В Этай аль-Баруде все совершилось очень быстро. Из операционной, пахнувшей хлороформом, вышел врач. Хаджи Хабатулла велел Абд ас-Саттару дождаться, когда Сабрин придет в себя, и возвращаться одним на хутор. Сам сел в такси и, прежде чем захлопнуть дверцу, подозвал караульщика:
— Поди сюда.
Абд ас-Саттар до самой смерти своей не забудет этой минуты. Он подошел к такси, и хаджи протянул ему пачку денег.
— Вот возьми.
Деньги пахли, как новое праздничное платье. Он не сразу сообразил, что держит в руках деньги. И не почувствовал никакой радости. Мелькнула мысль, что он продал Сабрин, продал душу — и вот цена.
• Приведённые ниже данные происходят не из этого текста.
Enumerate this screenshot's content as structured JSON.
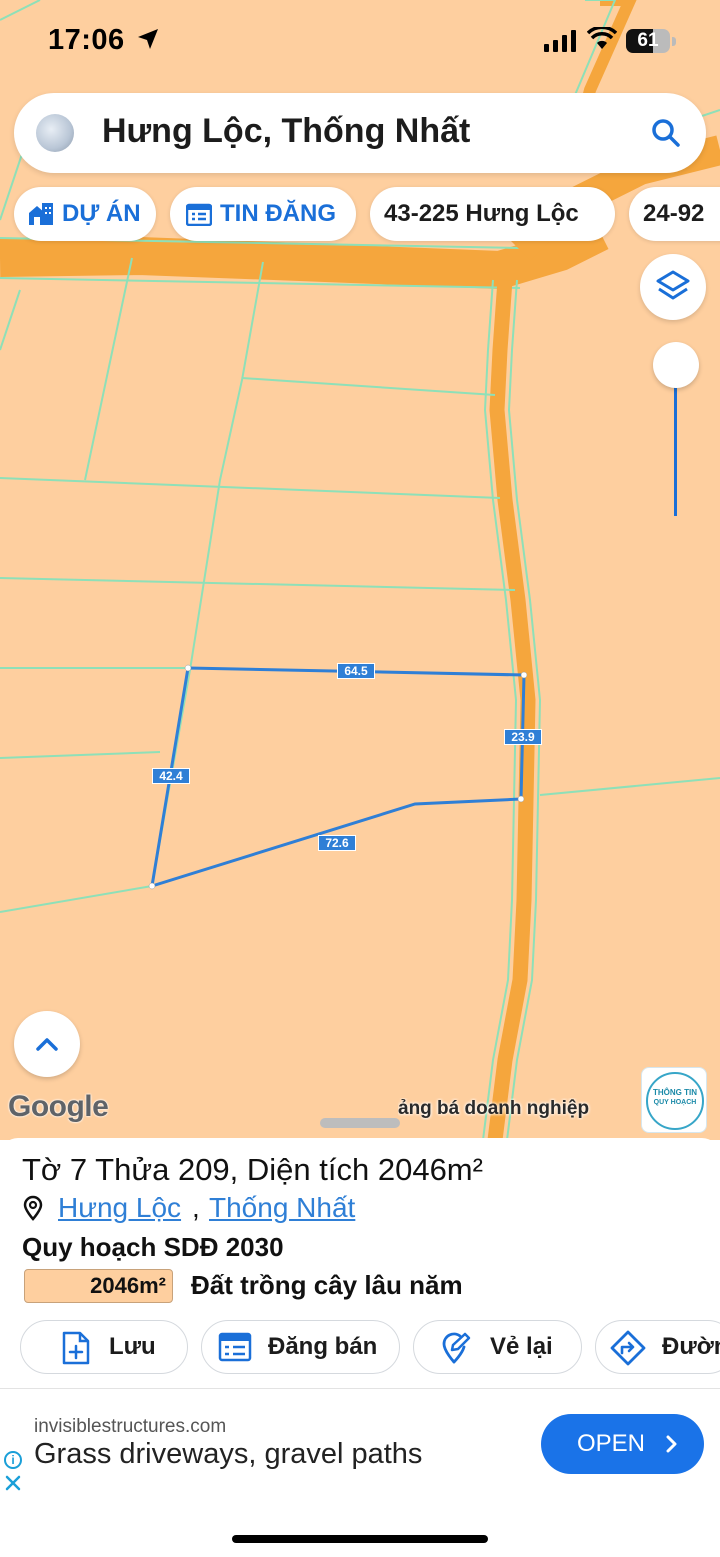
{
  "status_bar": {
    "time": "17:06",
    "battery": "61"
  },
  "search": {
    "query": "Hưng Lộc, Thống Nhất"
  },
  "chips": [
    {
      "label": "DỰ ÁN",
      "icon": "house-building-icon"
    },
    {
      "label": "TIN ĐĂNG",
      "icon": "calendar-list-icon"
    },
    {
      "label": "43-225 Hưng Lộc"
    },
    {
      "label": "24-92"
    }
  ],
  "map": {
    "parcel_edges": {
      "top": "64.5",
      "right": "23.9",
      "bottom": "72.6",
      "left": "42.4"
    },
    "google_logo": "Google",
    "promo_text": "ảng bá doanh nghiệp",
    "badge_line1": "THÔNG TIN",
    "badge_line2": "QUY HOẠCH",
    "colors": {
      "land": "#fecf9f",
      "road": "#f5a63d",
      "parcel_line": "#8ee0b8",
      "selection": "#2f7fd6"
    }
  },
  "sheet": {
    "title": "Tờ 7 Thửa 209, Diện tích 2046m²",
    "location_parts": [
      "Hưng Lộc",
      "Thống Nhất"
    ],
    "location_separator": ",",
    "plan_title": "Quy hoạch SDĐ 2030",
    "legend": {
      "area": "2046m²",
      "label": "Đất trồng cây lâu năm",
      "color": "#fecf9f"
    },
    "actions": [
      {
        "label": "Lưu",
        "icon": "document-add-icon"
      },
      {
        "label": "Đăng bán",
        "icon": "calendar-list-icon"
      },
      {
        "label": "Vẻ lại",
        "icon": "map-pin-edit-icon"
      },
      {
        "label": "Đườn",
        "icon": "directions-icon"
      }
    ]
  },
  "ad": {
    "domain": "invisiblestructures.com",
    "headline": "Grass driveways, gravel paths",
    "cta": "OPEN"
  }
}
Лучше бы Сабрин умерла. Лучше бы ему самому провалиться сквозь землю. Он до мельчайших подробностей запомнил это мгновение: продавец газет выкрикивал где-то рядом: «Аль-Ахрам», «Аль-Ахбар», «Аль- Гумхурия»![40] Торговец фруктами зазывал покупателей. Полицейский провел по направлению к железнодорожной станции группу молодых парней. Такси тронулось. А Абд ас- Саттар стоял, сжимая в кулаке деньги — цену собственной души.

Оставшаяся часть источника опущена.